Wikipedia had bots writing US census gathering-place articles in 2002, 20 years before LLMs were a thing. They’ve got decades of regulations in place, so I am not scared that the quality is going to drop.
Remember to download a backup while information quality is still passable
It’s not for use in editing articles.
Do these backups also contain the edit histories?
There are both dumps with full history and ones that are just the current set of articles. The full dump happens once a month on the 1st, but will often take ~2 weeks to run to completion, so you probably have to look back to the April 1 2025 dump for those. The metawiki dumps page has all the info.
Haters gon hate
…nothing could possibly go worng!..
(Some of you may remember the original Westworld 1sheet…)
Wikipedia generally a really good candidate for generative AI.
Generative AI suffers from inaccuracy; text AI generators making up believable lies if it doesnt have enough information
The idea of generative AI isn’t accuracy, so that’s pretty expected.
Generative AI is designed to be used with a content base and expand on information, not to create new information. You can feed generative AI with the entirety of the current Wikipedia text source and have it expand on subjects which need it, and curtail and simplify other subjects which need it.
You don’t ask generative AI to come up with new information–that’s how you get inaccurate information.
text AI generators making up believable lies if it doesnt have enough information
Let’s not anthropomorphize AI. It doesn’t lie. It uses available data to expand on a subject to make it conversationally complete when it lacks sufficient information on a subject, regardless of whether or not the context is correct. That’s completely different, and you can specifically prohibit an AI from doing that…
AI is great when used appropriately. The issue is that people are using AI as a Google replacement, something it’s not designed to do. AI isn’t a fact engine. LLMs are designed to as closely resemble human speech as possible, not to give correct information to questions. People’s issue with AI is that they’re fucking using it wrong.
This is an exceptionally great usage of AI because you already have the required factual background knowledge. You can simply feed it to your AI telling it not to fill in any gaps and to rewrite articles to be more uniform and to have direct and easy to consume verbiage. This instance is quite literally what generative AI was designed for…to use factual knowledge and to generate context around the existing data.
Issues arise when you use AI for things other than what it was intended, and you don’t give it enough information and it has to generate information to complete datasets. AI will do what you ask, you just have to know how to ask it. That’s why AI prompt engineers are a thing.

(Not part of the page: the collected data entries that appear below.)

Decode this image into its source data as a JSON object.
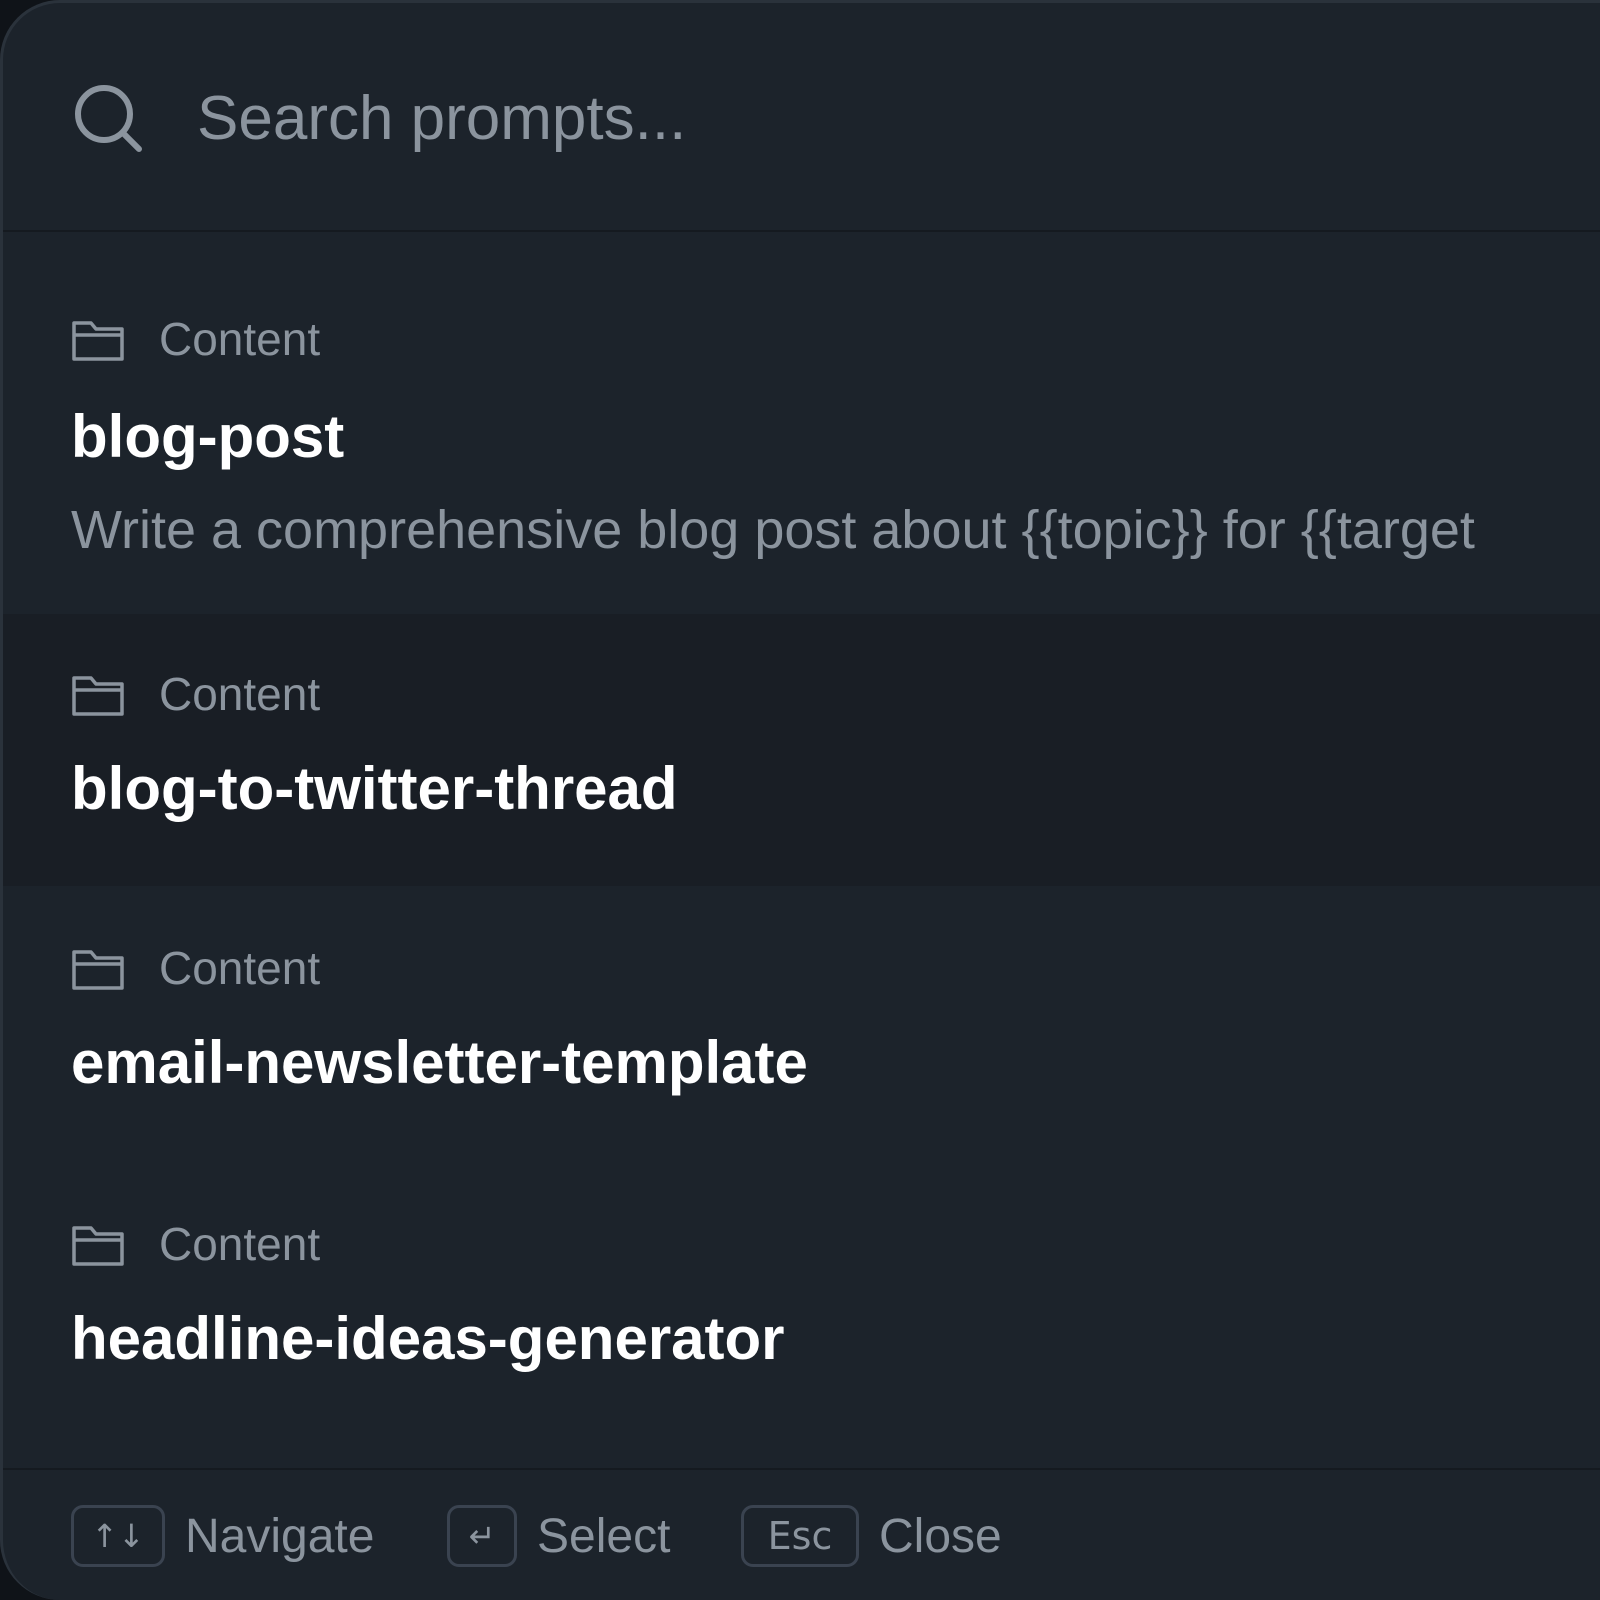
{
  "search": {
    "placeholder": "Search prompts..."
  },
  "items": [
    {
      "category": "Content",
      "title": "blog-post",
      "description": "Write a comprehensive blog post about {{topic}} for {{target"
    },
    {
      "category": "Content",
      "title": "blog-to-twitter-thread"
    },
    {
      "category": "Content",
      "title": "email-newsletter-template"
    },
    {
      "category": "Content",
      "title": "headline-ideas-generator"
    }
  ],
  "footer": {
    "navigate_key": "↑↓",
    "navigate_label": "Navigate",
    "select_key": "↵",
    "select_label": "Select",
    "close_key": "Esc",
    "close_label": "Close"
  },
  "colors": {
    "panel_bg": "#1c232b",
    "selected_bg": "#191e25",
    "muted_text": "#8b949e",
    "title_text": "#ffffff"
  }
}
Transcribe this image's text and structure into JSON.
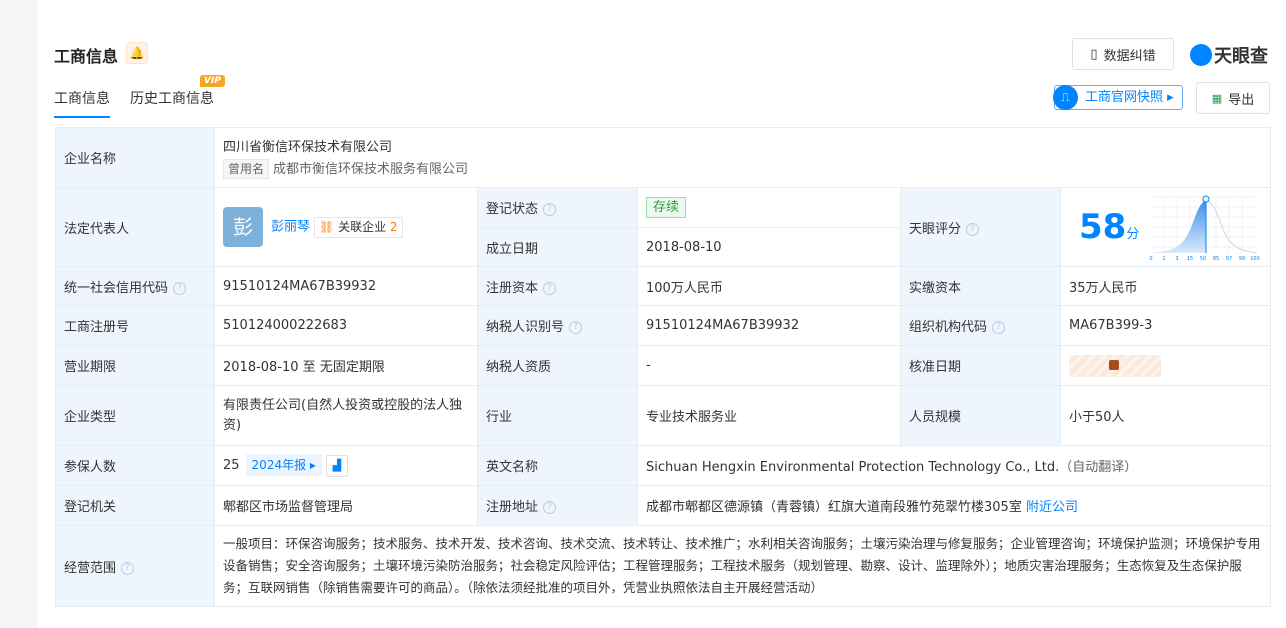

Exactly. At work, my team kinda sucks at communication but great w/ facts (we’re engineers, go figure), so they use gen AI to turn facts into nicer-to-read documentation and communication (i.e. personal reviews, emails, documentation, etc). The process is relatively smooth:
- generate all the facts in a rough form
- ask AI to reword it for whatever purpose
- edit it a bit to correct any issues
- if needed, ask a coworker to quickly review it
For that task, it works pretty well.
I also use it for this. Sometimes I can get pretty draconian with my speech, so I feed my long winded responses into AI, and pull out a more readable responses. I even have AI write pull requests sometimes. Works great.
I still fear that mistakes may slip through, but those can be spotted if multiple people check the text
There are wikipedia pages that are really obscure(especially from pages that are not in english) and that nobody would probably check to verify its correct
I still fear that mistakes may slip through
Wikipedia is moderated by real people, so this is a non-issue. The fault tolerance for Wikipedia will be the same from AI vs People because it’s moderated by the same people regardless of where the content comes from.